A multisensory TEM circuit consisting of 9,000 neurons was used to encode concurrent streams of natural audio and video into a common pool of spikes. Each neuron was modeled as an integrate-and-fire neuron with two receptive fields: a non-separable spatiotemporal receptive field for video stimuli and a temporal receptive field for audio stimuli. Spatiotemporal receptive fields were chosen randomly and had a bandwidth of 4 [Hz] in temporal direction ‘t’ and 2 [Hz] in each spatial direction ‘x’ and ‘y’. Similarly, temporal receptive fields were chosen randomly from functions bandlimited to 4 [kHz]. Thus, two distinct stimuli having different dimensions (three for video, one for audio) and dynamics (2-4 cycles vs. 4,000 cycles in each direction) were multiplexed at the level of every spiking neuron and encoded into an unlabeled sequence of spikes. The mTEM produced a total of 360,000 spikes in response to a 6-second-long video of Albert Einstein explaining the mass-energy equivalence formula E=mc2: "... [a] very small amount of mass may be converted into a very large amount of energy". A Multisensory Time Decoding Machine (mTDM) was then used to reconstruct the video and audio stimuli from the produced set of spikes. The first and third columns in this demo show the original (top row) and recovered (middle row) video and audio, respectively, together with the absolute error between them (bottom row). The second and fourth columns show the corresponding amplitude spectra of all signals.

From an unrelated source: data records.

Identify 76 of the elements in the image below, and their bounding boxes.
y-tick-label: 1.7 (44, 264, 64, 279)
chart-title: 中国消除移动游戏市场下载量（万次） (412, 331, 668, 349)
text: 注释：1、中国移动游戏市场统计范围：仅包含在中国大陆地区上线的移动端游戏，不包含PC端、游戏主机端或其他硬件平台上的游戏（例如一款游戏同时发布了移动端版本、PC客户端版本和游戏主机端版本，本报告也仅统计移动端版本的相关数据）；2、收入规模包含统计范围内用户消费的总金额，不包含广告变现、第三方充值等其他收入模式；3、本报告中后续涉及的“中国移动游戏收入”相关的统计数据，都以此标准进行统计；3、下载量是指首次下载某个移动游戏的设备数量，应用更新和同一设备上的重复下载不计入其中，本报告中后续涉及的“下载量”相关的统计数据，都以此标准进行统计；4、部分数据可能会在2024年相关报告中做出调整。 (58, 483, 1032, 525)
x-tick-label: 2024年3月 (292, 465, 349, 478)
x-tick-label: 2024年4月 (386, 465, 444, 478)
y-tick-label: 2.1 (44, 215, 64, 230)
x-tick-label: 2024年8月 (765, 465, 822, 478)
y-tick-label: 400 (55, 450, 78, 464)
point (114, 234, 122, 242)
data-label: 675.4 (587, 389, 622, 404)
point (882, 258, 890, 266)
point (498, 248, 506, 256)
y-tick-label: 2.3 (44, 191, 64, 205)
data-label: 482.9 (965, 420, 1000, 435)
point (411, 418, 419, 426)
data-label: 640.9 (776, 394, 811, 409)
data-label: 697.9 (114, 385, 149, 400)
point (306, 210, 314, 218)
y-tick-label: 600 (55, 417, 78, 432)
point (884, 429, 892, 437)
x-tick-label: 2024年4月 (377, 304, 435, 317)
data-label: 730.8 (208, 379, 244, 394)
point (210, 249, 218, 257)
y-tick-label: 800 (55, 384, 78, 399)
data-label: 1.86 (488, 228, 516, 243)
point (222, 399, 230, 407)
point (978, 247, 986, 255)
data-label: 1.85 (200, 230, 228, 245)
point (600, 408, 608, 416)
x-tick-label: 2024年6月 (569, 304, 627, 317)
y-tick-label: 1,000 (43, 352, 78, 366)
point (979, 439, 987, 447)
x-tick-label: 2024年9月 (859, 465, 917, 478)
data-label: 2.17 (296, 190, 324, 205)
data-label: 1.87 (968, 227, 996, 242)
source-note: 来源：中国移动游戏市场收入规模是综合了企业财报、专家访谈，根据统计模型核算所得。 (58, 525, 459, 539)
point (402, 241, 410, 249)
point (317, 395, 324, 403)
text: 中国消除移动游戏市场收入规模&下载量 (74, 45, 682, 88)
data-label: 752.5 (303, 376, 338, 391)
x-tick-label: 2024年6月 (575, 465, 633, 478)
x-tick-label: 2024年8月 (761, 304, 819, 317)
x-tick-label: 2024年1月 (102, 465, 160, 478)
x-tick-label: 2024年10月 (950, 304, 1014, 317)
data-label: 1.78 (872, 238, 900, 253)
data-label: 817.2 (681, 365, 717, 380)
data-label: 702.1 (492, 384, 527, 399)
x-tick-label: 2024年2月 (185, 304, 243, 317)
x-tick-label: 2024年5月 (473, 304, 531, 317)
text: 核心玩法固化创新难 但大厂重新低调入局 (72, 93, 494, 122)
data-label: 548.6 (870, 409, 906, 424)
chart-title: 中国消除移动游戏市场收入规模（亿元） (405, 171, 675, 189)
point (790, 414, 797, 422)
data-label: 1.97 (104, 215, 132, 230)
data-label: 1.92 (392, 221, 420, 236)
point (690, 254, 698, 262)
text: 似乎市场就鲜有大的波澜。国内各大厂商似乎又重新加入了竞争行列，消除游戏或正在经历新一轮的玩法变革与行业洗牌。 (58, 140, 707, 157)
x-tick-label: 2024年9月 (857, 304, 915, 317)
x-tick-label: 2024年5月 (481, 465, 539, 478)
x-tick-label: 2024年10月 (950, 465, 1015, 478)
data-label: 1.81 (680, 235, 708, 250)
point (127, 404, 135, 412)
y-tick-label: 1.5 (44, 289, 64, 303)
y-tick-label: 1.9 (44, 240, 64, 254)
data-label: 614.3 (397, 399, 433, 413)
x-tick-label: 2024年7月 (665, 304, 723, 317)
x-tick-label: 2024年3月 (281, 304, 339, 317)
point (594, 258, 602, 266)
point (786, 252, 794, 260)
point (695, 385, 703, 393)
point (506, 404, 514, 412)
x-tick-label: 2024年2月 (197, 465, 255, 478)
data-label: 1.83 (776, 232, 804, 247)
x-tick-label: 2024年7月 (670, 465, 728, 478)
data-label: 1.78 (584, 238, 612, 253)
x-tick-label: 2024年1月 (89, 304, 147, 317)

Motion Detection Using Local Phase Information
Spatial phase in an image is indicative of local features such as edges when considering phase congruency. We have devised a motion detection algorithm based on local phase information and constructed a fast, parallel algorithm for its real-time implementation. Our results suggest that local spatial phase information may provide an efficient alternative to perform many visual tasks in silico as well as in vivo biological vision systems.
- Aurel A. Lazar, Nikul H. Ukani and Yiyin Zhou, A Motion Detection Algorithm Using Local Phase Information, Computational Intelligence and Neuroscience, Volume 2016, January 2016.
The following video shows motion detected in the "train station video" by the phase-based motion detection algorithm, and compares the result with that of the Reichardt motion detector and the Barlow-Levick motion detector.
The top row shows motion detected by the phase-based motion detection algorithm (left), the Reichardt motion detector (middle) and the Barlow-Levick motion detector (right). Red arrows indicate detected motion and its direction. On the bottom row, the contrast of the video was artificially reduced 5 fold and the mean was reduced to 3/5 of the original. The red arrows shown are duplicated from the output of the motion detectors on the original video as on the top row. Blue arrows are the result of motion detection with reduced contrast. If motion is detected both in the original video and in the video with reduced contrast, then the corresponding arrow is shown in magenta (as a mix of blue and red).